Detener la pérdida de calor en el secado de obleas
Al secar obleas en una planta de fabricación, es necesario encontrar un equilibrio delicado. Es preciso eliminar la humedad de su superficie rápidamente, pero si se utiliza demasiado calor, existe el riesgo de dañar las obleas.
La mayoría de nosotros utilizamos emisores infrarrojos para esto. Pero aquí está el problema: una lámpara de cuarzo convencional es bastante ineficiente. Una gran parte del calor se dispersa en todas direcciones, impactando en las paredes de la máquina en lugar de en las obleas. Es como intentar calentar una habitación con las ventanas abiertas.
Entonces entra en juego el reflector recubierto de oro.
Utilizamos oro de alta pureza en el revestimiento del reflector, porque, francamente, el oro es mucho mejor para reflejar los rayos infrarrojos que el aluminio o el acero pulido. Captura más de esos rayos de onda larga y corta y los dirige directamente hacia el objetivo.
En lugar de dejar que toda esa energía se desperdicie, la capa de oro la concentra. De esta manera, se obtiene un flujo de calor mucho más eficiente. Lo mejor de todo es que se puede alcanzar la temperatura deseada utilizando mucha menos energía.
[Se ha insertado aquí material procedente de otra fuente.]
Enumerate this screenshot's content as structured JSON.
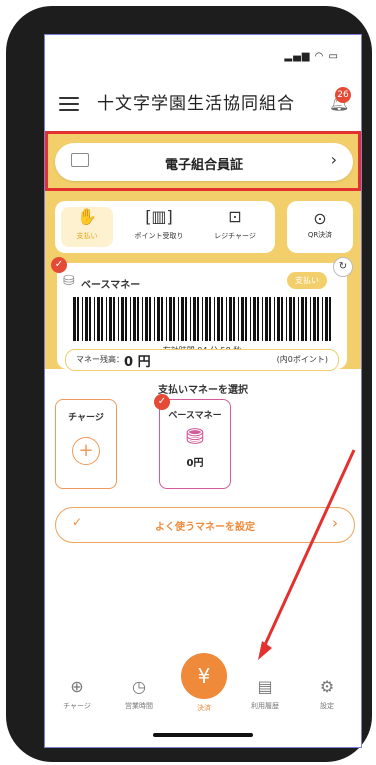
{
  "status": {
    "signal": " .              "
  },
  "header": {
    "title": "十文字学園生活協同組合",
    "badge_count": "26"
  },
  "member_card": {
    "label": "電子組合員証"
  },
  "tabs": [
    {
      "label": "支払い",
      "icon": "coin-hand-icon"
    },
    {
      "label": "ポイント受取り",
      "icon": "scan-icon"
    },
    {
      "label": "レジチャージ",
      "icon": "register-icon"
    }
  ],
  "qr_tab": {
    "label": "QR決済",
    "icon": "camera-icon"
  },
  "money_card": {
    "title": "ベースマネー",
    "pay_pill": "支払い",
    "expiry": "有効時間 04 分 58 秒",
    "balance_label": "マネー残高：",
    "balance_value": "0 円",
    "points": "(内0ポイント)"
  },
  "select": {
    "title": "支払いマネーを選択",
    "charge_label": "チャージ",
    "base_label": "ベースマネー",
    "base_value": "0円"
  },
  "favorite": {
    "label": "よく使うマネーを設定"
  },
  "nav": {
    "items": [
      {
        "label": "チャージ",
        "icon": "plus-circle-icon"
      },
      {
        "label": "営業時間",
        "icon": "clock-icon"
      },
      {
        "label": "決済",
        "icon": "yen-icon"
      },
      {
        "label": "利用履歴",
        "icon": "history-icon"
      },
      {
        "label": "設定",
        "icon": "gear-icon"
      }
    ]
  },
  "colors": {
    "accent": "#f08a3b",
    "yellow": "#f3cf6b",
    "highlight": "#e3312f"
  }
}
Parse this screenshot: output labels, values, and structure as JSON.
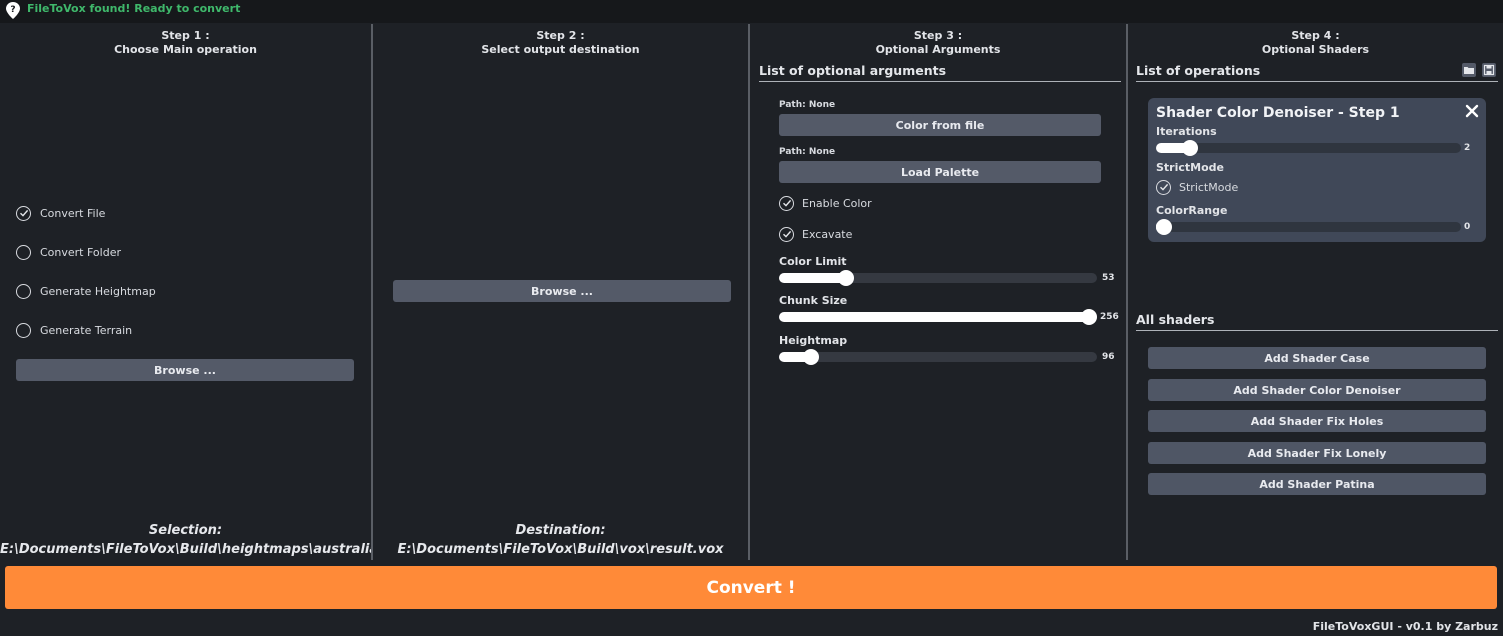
{
  "status": {
    "text": "FileToVox found! Ready to convert",
    "color": "#3fb86b"
  },
  "step1": {
    "heading": "Step 1 :",
    "subheading": "Choose Main operation",
    "options": [
      {
        "label": "Convert File",
        "selected": true
      },
      {
        "label": "Convert Folder",
        "selected": false
      },
      {
        "label": "Generate Heightmap",
        "selected": false
      },
      {
        "label": "Generate Terrain",
        "selected": false
      }
    ],
    "browse_label": "Browse ...",
    "selection_title": "Selection:",
    "selection_path": "E:\\Documents\\FileToVox\\Build\\heightmaps\\australia-c"
  },
  "step2": {
    "heading": "Step 2 :",
    "subheading": "Select output destination",
    "browse_label": "Browse ...",
    "destination_title": "Destination:",
    "destination_path": "E:\\Documents\\FileToVox\\Build\\vox\\result.vox"
  },
  "step3": {
    "heading": "Step 3 :",
    "subheading": "Optional Arguments",
    "section_title": "List of optional arguments",
    "color_file": {
      "path_label": "Path: None",
      "button_label": "Color from file"
    },
    "palette": {
      "path_label": "Path: None",
      "button_label": "Load Palette"
    },
    "checks": [
      {
        "label": "Enable Color",
        "checked": true
      },
      {
        "label": "Excavate",
        "checked": true
      }
    ],
    "sliders": [
      {
        "label": "Color Limit",
        "value": "53",
        "fraction": 0.21
      },
      {
        "label": "Chunk Size",
        "value": "256",
        "fraction": 1.0
      },
      {
        "label": "Heightmap",
        "value": "96",
        "fraction": 0.1
      }
    ]
  },
  "step4": {
    "heading": "Step 4 :",
    "subheading": "Optional Shaders",
    "section_title": "List of operations",
    "open_icon": "folder-open-icon",
    "save_icon": "save-icon",
    "active_shader": {
      "title": "Shader Color Denoiser - Step 1",
      "iterations_label": "Iterations",
      "iterations_value": "2",
      "iterations_fraction": 0.11,
      "strict_label": "StrictMode",
      "strict_check_label": "StrictMode",
      "strict_checked": true,
      "range_label": "ColorRange",
      "range_value": "0",
      "range_fraction": 0.0
    },
    "all_title": "All shaders",
    "add_buttons": [
      "Add Shader Case",
      "Add Shader Color Denoiser",
      "Add Shader Fix Holes",
      "Add Shader Fix Lonely",
      "Add Shader Patina"
    ]
  },
  "convert_label": "Convert !",
  "convert_color": "#ff8a38",
  "footer": "FileToVoxGUI - v0.1 by Zarbuz"
}
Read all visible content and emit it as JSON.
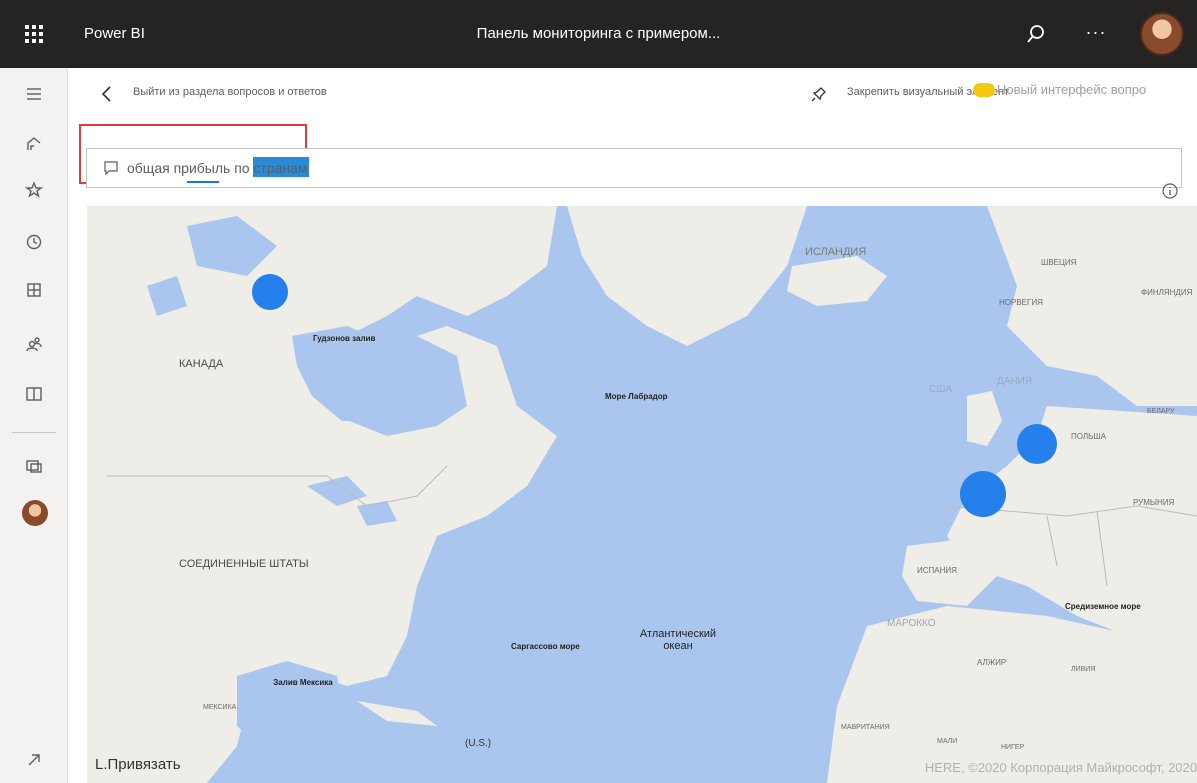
{
  "app": {
    "brand": "Power BI",
    "document_title": "Панель мониторинга с примером...",
    "colors": {
      "topbar": "#252423",
      "accent": "#2680eb",
      "highlight": "#e03a3a"
    }
  },
  "topbar_icons": [
    "waffle-icon",
    "search-icon",
    "more-icon",
    "avatar"
  ],
  "leftnav": {
    "items": [
      "menu-icon",
      "home-icon",
      "favorites-icon",
      "recent-icon",
      "apps-icon",
      "shared-icon",
      "learn-icon",
      "workspaces-icon",
      "avatar",
      "popout-icon"
    ]
  },
  "toolbar": {
    "exit_label": "Выйти из раздела вопросов и ответов",
    "pin_label": "Закрепить визуальный элемент",
    "new_ui_label": "Новый интерфейс вопро"
  },
  "qa": {
    "query": "общая прибыль по странам"
  },
  "map": {
    "labels": {
      "canada": "КАНАДА",
      "hudson_bay": "Гудзонов залив",
      "usa": "СОЕДИНЕННЫЕ ШТАТЫ",
      "iceland": "ИСЛАНДИЯ",
      "norway": "НОРВЕГИЯ",
      "sweden": "ШВЕЦИЯ",
      "finland": "ФИНЛЯНДИЯ",
      "labrador": "Море Лабрадор",
      "atlantic": "Атлантический океан",
      "sargasso": "Саргассово море",
      "gulf_mexico": "Залив Мексика",
      "mexico": "МЕКСИКА",
      "spain": "ИСПАНИЯ",
      "morocco": "МАРОККО",
      "algeria": "АЛЖИР",
      "poland": "ПОЛЬША",
      "romania": "РУМЫНИЯ",
      "med_sea": "Средиземное море",
      "mauritania": "МАВРИТАНИЯ",
      "mali": "МАЛИ",
      "niger": "НИГЕР",
      "libya": "ЛИВИЯ",
      "belarus": "БЕЛАРУ",
      "uk": "США",
      "denmark": "ДАНИЯ",
      "us_short": "(U.S.)"
    },
    "snap_label": "L.Привязать",
    "copyright": "HERE, ©2020 Корпорация Майкрософт, 2020"
  }
}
Pero no basta con aumentar la intensidad del calor. Cuando se concentra tanta energía, la densidad térmica en el punto focal se vuelve muy alta. Si se configura el sistema para máxima intensidad, la velocidad de secado de las obleas debe mantenerse constante. Si el transportador se detiene, incluso por un segundo, existe el riesgo de sobrecalentamiento.
También dedicamos mucho tiempo a ajustar la curvatura de estos reflectores. Queremos eliminar esas “zonas muertas” donde el calor no llega. Si la curvatura es adecuada, la energía se distribuye de manera uniforme, de modo que los bordes de las obleas se sequen tan rápido como el centro. Sin zonas frías, sin necesidad de adivinar.
Y luego está la factura de electricidad. Al analizar los informes de consumo de energía, la única cifra que realmente importa es la “energía efectiva”. Una lámpara podría consumir 2 kW, pero si no se cuenta con un reflector adecuado, quizás solo el 40% de esa energía sirva realmente para secar las obleas.
El recubrimiento de oro aumenta significativamente esa eficiencia. Se utilizan menos kilovatios por cada oblea, lo que reduce el consumo eléctrico total. Es una forma sencilla de hacer que todo el proceso sea más eficiente.